Akhir-akhir ini, ada kecenderungan publik tak lagi percaya
dengan statistik (baca: data) yang didiseminasi BPS. Statistik, yang kebanyakan
mewartakan keberhasilan pemerintah itu, ditengarai syarat rekayasa, hasil
mufakat ‘curang’ pihak penguasa dan para statistisi pemerintah untuk
melanggengkan pencitraan penguasa yang syarat dusta.

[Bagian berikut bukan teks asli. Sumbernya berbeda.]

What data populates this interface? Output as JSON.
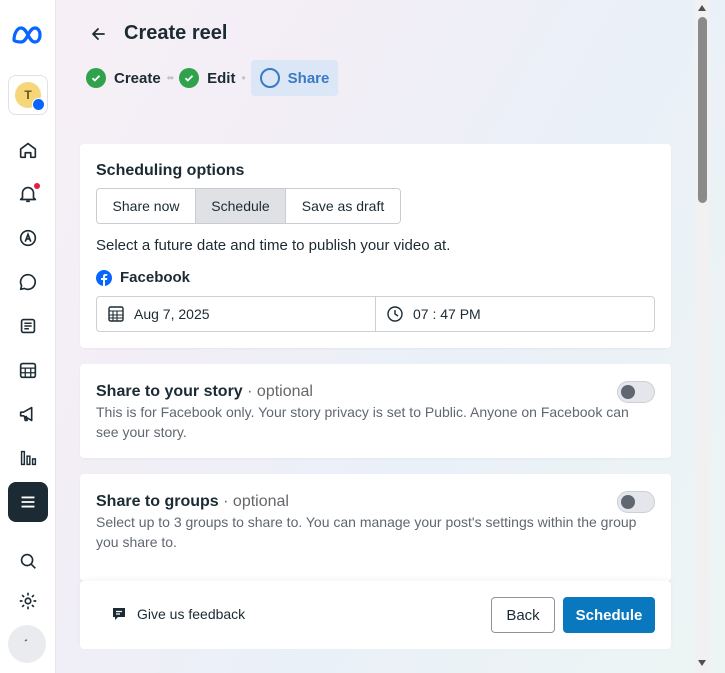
{
  "header": {
    "title": "Create reel",
    "steps": [
      {
        "label": "Create",
        "status": "complete"
      },
      {
        "label": "Edit",
        "status": "complete"
      },
      {
        "label": "Share",
        "status": "current"
      }
    ]
  },
  "scheduling": {
    "title": "Scheduling options",
    "options": [
      "Share now",
      "Schedule",
      "Save as draft"
    ],
    "selected": "Schedule",
    "instruction": "Select a future date and time to publish your video at.",
    "platform_label": "Facebook",
    "date_value": "Aug 7, 2025",
    "time_value": "07 : 47 PM"
  },
  "story": {
    "title": "Share to your story",
    "optional": "· optional",
    "description": "This is for Facebook only. Your story privacy is set to Public. Anyone on Facebook can see your story.",
    "enabled": false
  },
  "groups": {
    "title": "Share to groups",
    "optional": "· optional",
    "description": "Select up to 3 groups to share to. You can manage your post's settings within the group you share to.",
    "enabled": false
  },
  "footer": {
    "feedback_label": "Give us feedback",
    "back_label": "Back",
    "primary_label": "Schedule"
  },
  "sidebar": {
    "profile_initial": "T",
    "items": [
      "home-icon",
      "notifications-icon",
      "ads-icon",
      "messages-icon",
      "content-icon",
      "planner-icon",
      "megaphone-icon",
      "insights-icon",
      "menu-icon",
      "search-icon",
      "settings-icon"
    ]
  },
  "colors": {
    "primary": "#0a78be",
    "step_complete": "#31a24c",
    "step_current": "#3a7ac5",
    "notification": "#e41e3f"
  }
}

Publik selalu membenturkan statistik yang ada dengan fakta-fakta
keseharian yang mereka lihat dan alami sehari-hari. Karenanya, mereka tak
menaruh simpati meskipun statistik yang ada menunjukkan pemerintah telah
berhasil menggenjot pertumbuhan ekonomi, mengendalikan laju inflasi, menurunkan
angka kemiskinan dan tingkat pengangguran, serta sederet keberhasilan lainnya. Pasalnya,
itu semua tidak sejalan dengan fakta-fakta keseharian yang mereka rasakan. Bagi
mereka, kondisi ekonomi yang dirasakan justru sebaliknya, kian sulit.
Karenanya, tidak mengherankan kalau publik─yang
tidak puas dengan kinerja pemerintahan saat ini─menganggap statistik yang ada
hanyalah kilasan angka-angka yang miskin realita, hasil pesanan pihak penguasa pada
para statistisi pemerintah bermental asal bapak senang nan lihai memoles angka.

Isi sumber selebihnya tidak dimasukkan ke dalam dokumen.